Arlene flicked it on and looked at the picture for a minute. It was fuzzy and in black and white and cycled through four scenes: counter, stacks, booms, and hallway. "That's it? I get to watch the perverts in the porn shop upstairs?"
"That's it," agreed Kurtz. "The owners revamped the closed-circuit surveillance system upstairs, and I got Jimmy to run a line down here and sell us one of the old monitors."
"Sell it to us?" Arlene tapped the mouse to bring her computer screen to life. "How much did it cost?"
"Fifty bucks, wiring thrown in free. I told him I'd pay when I got the money this month… or next… or whenever."
"Just so I can watch the dirty old men buying their dirty old magazines and videos."
"You're welcome," said Kurtz. He swung himself off the sprung couch and walked over to his own desk at the rear of the long room. His desk was empty, except for some files and memos left there by Arlene.
"Do you really think we need the video security?" she asked. "Both doors stay locked and we're not exactly advertising that we're here."
Kurtz shrugged. "The outer door's pretty well jimmy-proof," he said. "But the door from the porn shop is just a door. And I seem to have a few people hunting for me." He poured coffee for both of them, even though Arlene had just come in from her lunch break, carried the mugs over, and sat on the edge of her desk. He gave her Pruno's description of Malcolm Kibunte, Cutter, and Doo-Rag, then remembered Sammy Levine's brother Manny and described him as well.

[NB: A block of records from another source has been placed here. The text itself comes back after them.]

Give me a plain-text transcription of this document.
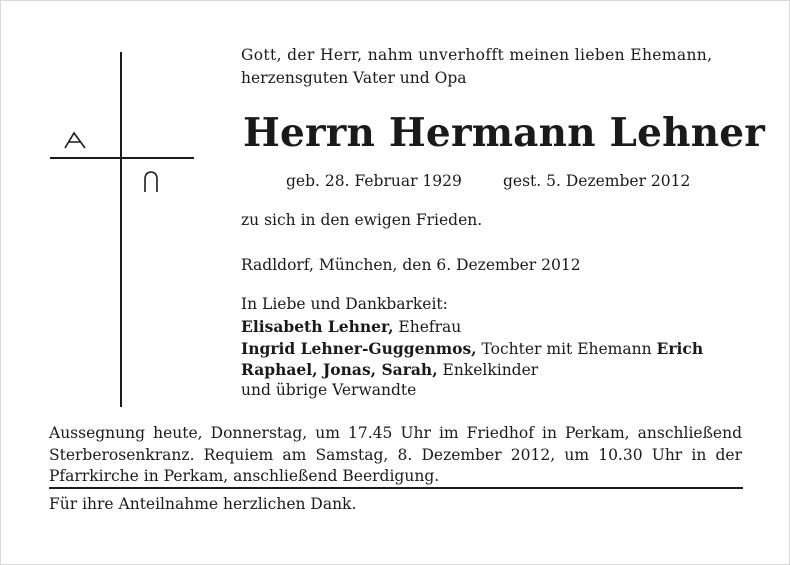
Gott, der Herr, nahm unverhofft meinen lieben Ehemann,
herzensguten Vater und Opa
Herrn Hermann Lehner
geb. 28. Februar 1929	gest. 5. Dezember 2012
zu sich in den ewigen Frieden.
Radldorf, München, den 6. Dezember 2012
In Liebe und Dankbarkeit:
Elisabeth Lehner, Ehefrau
Ingrid Lehner-Guggenmos, Tochter mit Ehemann Erich
Raphael, Jonas, Sarah, Enkelkinder
und übrige Verwandte
Aussegnung heute, Donnerstag, um 17.45 Uhr im Friedhof in Perkam, anschließend
Sterberosenkranz. Requiem am Samstag, 8. Dezember 2012, um 10.30 Uhr in der
Pfarrkirche in Perkam, anschließend Beerdigung.
Für ihre Anteilnahme herzlichen Dank.
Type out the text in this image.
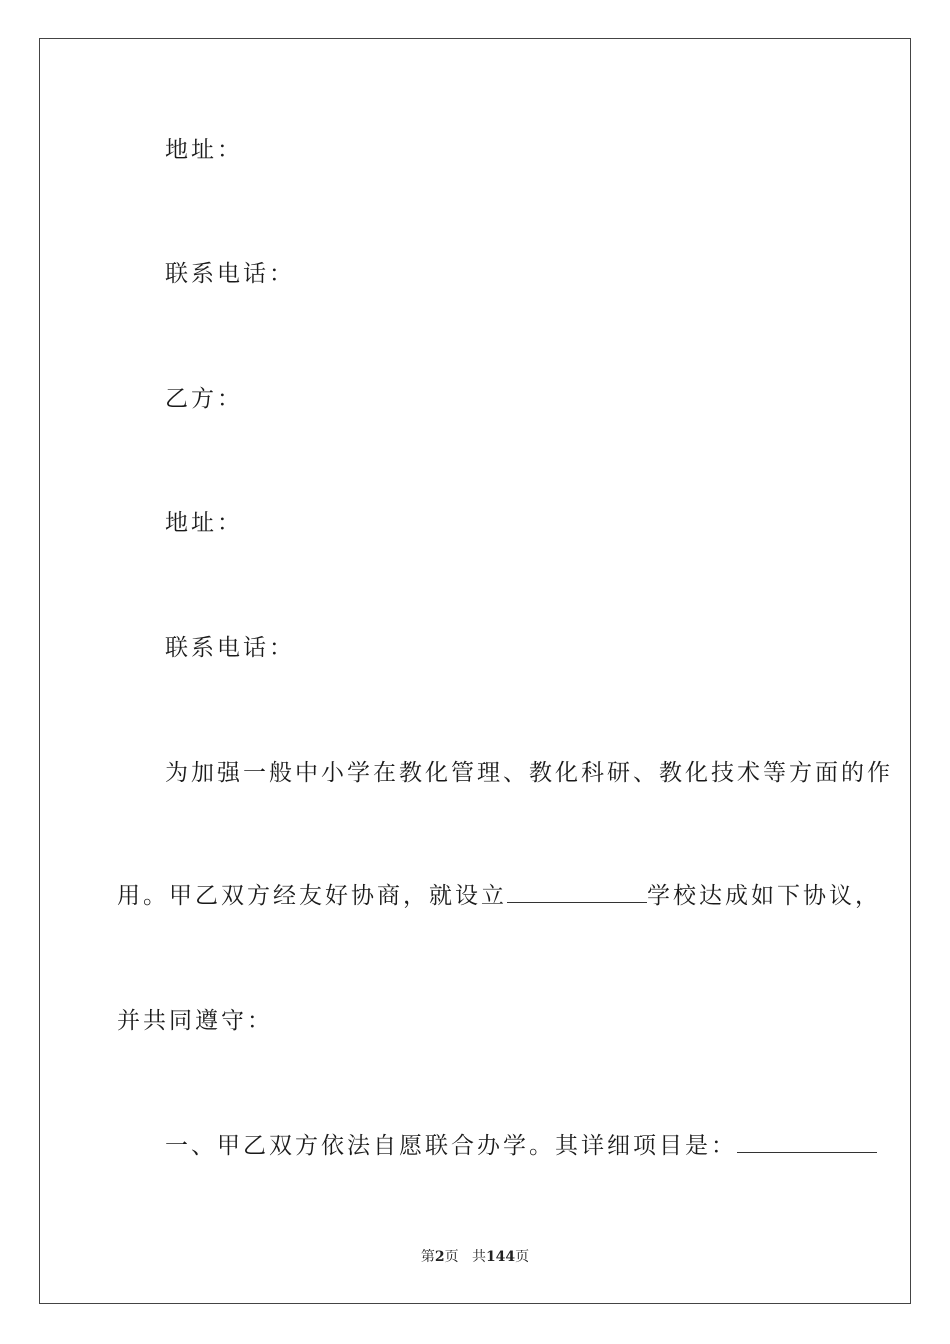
地址：
联系电话：
乙方：
地址：
联系电话：
为加强一般中小学在教化管理、教化科研、教化技术等方面的作
用。甲乙双方经友好协商，就设立	学校达成如下协议，
并共同遵守：
一、甲乙双方依法自愿联合办学。其详细项目是：
第2页 共144页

"You made an enemy out of Danny DeVito?" said Arlene.
"Sounds like it," said Kurtz. "Anyway, if you see anyone on the monitor who looks like any of these four guys upstairs, you leave by one of the other doors."
"Those descriptions apply to about half of the losers who patronize the shop upstairs," said Arlene.
"All right," said Kurtz. "Amend it to—if you see anyone trying to bust through the front door up there, you head out the back. If any of them look like one of the guys I described, move even faster."